The 6 sports betting teams can also open in-person sportsbooks within or nearby to their particular home playing locations. Missouri will sign up with Illinois, Maryland, Arizona, Connecticut, and Washington, D.C. among jurisdictions that allow in-stadium retail sportsbooks.
The language around the ballot measure needs the first certified sportsbooks to begin accepting wagers by Dec. 1, 2025. Operators will likely work with regulators to go live before kick-off of the fall 2025 football season, continually books' most lucrative time of the sports betting calendar.
Missouri sports betting wagering background
The effective Missouri sports betting wagering project comes regardless of millions in financing opposing the step from one of the state's biggest sports betting stakeholders.
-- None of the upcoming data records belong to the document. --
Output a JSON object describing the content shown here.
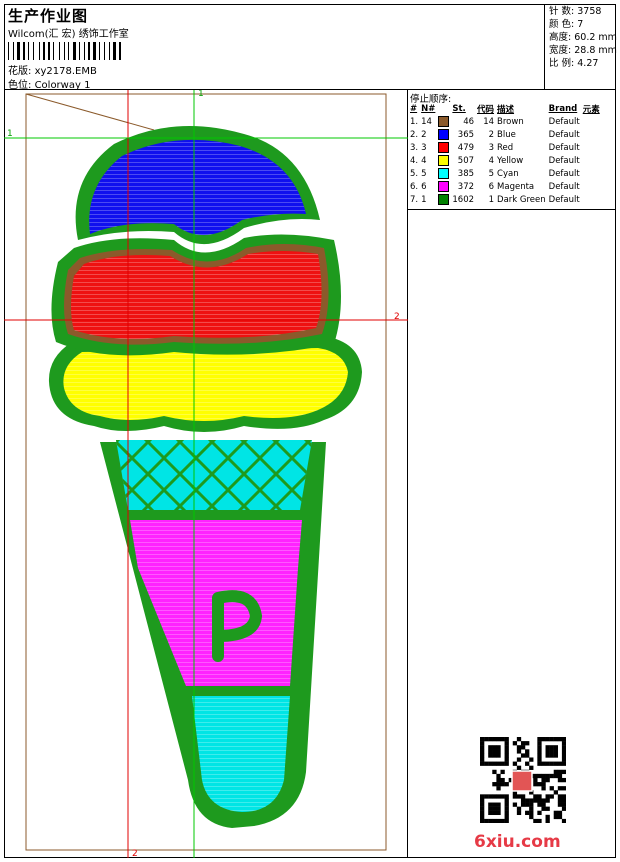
{
  "header": {
    "title": "生产作业图",
    "subtitle": "Wilcom(汇 宏) 绣饰工作室",
    "pattern_label": "花版:",
    "pattern_value": "xy2178.EMB",
    "colorway_label": "色位:",
    "colorway_value": "Colorway 1"
  },
  "stats": [
    {
      "label": "针 数:",
      "value": "3758"
    },
    {
      "label": "颜 色:",
      "value": "7"
    },
    {
      "label": "高度:",
      "value": "60.2 mm"
    },
    {
      "label": "宽度:",
      "value": "28.8 mm"
    },
    {
      "label": "比 例:",
      "value": "4.27"
    }
  ],
  "stop_sequence": {
    "title": "停止顺序:",
    "headers": [
      "#",
      "N#",
      "St.",
      "代码",
      "描述",
      "Brand",
      "元素"
    ],
    "rows": [
      {
        "idx": "1.",
        "n": "14",
        "color": "#8b5a2b",
        "st": "46",
        "code": "14",
        "desc": "Brown",
        "brand": "Default"
      },
      {
        "idx": "2.",
        "n": "2",
        "color": "#0000ff",
        "st": "365",
        "code": "2",
        "desc": "Blue",
        "brand": "Default"
      },
      {
        "idx": "3.",
        "n": "3",
        "color": "#ff0000",
        "st": "479",
        "code": "3",
        "desc": "Red",
        "brand": "Default"
      },
      {
        "idx": "4.",
        "n": "4",
        "color": "#ffff00",
        "st": "507",
        "code": "4",
        "desc": "Yellow",
        "brand": "Default"
      },
      {
        "idx": "5.",
        "n": "5",
        "color": "#00ffff",
        "st": "385",
        "code": "5",
        "desc": "Cyan",
        "brand": "Default"
      },
      {
        "idx": "6.",
        "n": "6",
        "color": "#ff00ff",
        "st": "372",
        "code": "6",
        "desc": "Magenta",
        "brand": "Default"
      },
      {
        "idx": "7.",
        "n": "1",
        "color": "#008000",
        "st": "1602",
        "code": "1",
        "desc": "Dark Green",
        "brand": "Default"
      }
    ]
  },
  "guides": {
    "v1": "1",
    "v2": "2",
    "h1": "1",
    "h2": "2"
  },
  "watermark": "6xiu.com",
  "palette": {
    "green": "#1e9a1e",
    "brown": "#8b5a2b",
    "guide_red": "#e00000",
    "guide_green": "#00c800"
  }
}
Caesars spent millions of dollars to beat the measure. In the majority of other states that connect online sports betting wagering with a state's brick-and-mortar gambling establishments, an operator is granted at least one license per handled home.
In that circumstance in Missouri, Caesars would be paid for at least 3 potential licenses, one for each casino it handles. Instead, Caesars only has one. In states with the license-per-property design, companies can either open additional in-house books or, more frequently, farm out the license to a rival that pays an accompanying cost in exchange.
FanDuel and DraftKings, which have roughly two-thirds of U.S. nationwide sports betting wagering handle market share, might potentially have an upper hand on their competitors by earning the pair of untethered licenses. It stays to be seen which two books will make these slots, but the language around the tally measure would seem to favor the two nationwide market leaders.
Polling earlier in the year revealed the "yes" vote with a minor lead. Support efforts were strengthened by 10s of millions invested by DraftKings and FanDuel.
A series of television and radio ads focused on the profits legal sportsbooks would generate for Missouri public education. Opponents, moneyed mainly by Caesars, argued the advocates' advertisements were deceptive and the tens of millions of forecasted dollars raised would have a negligible effect in a state that already spends billions on education each year.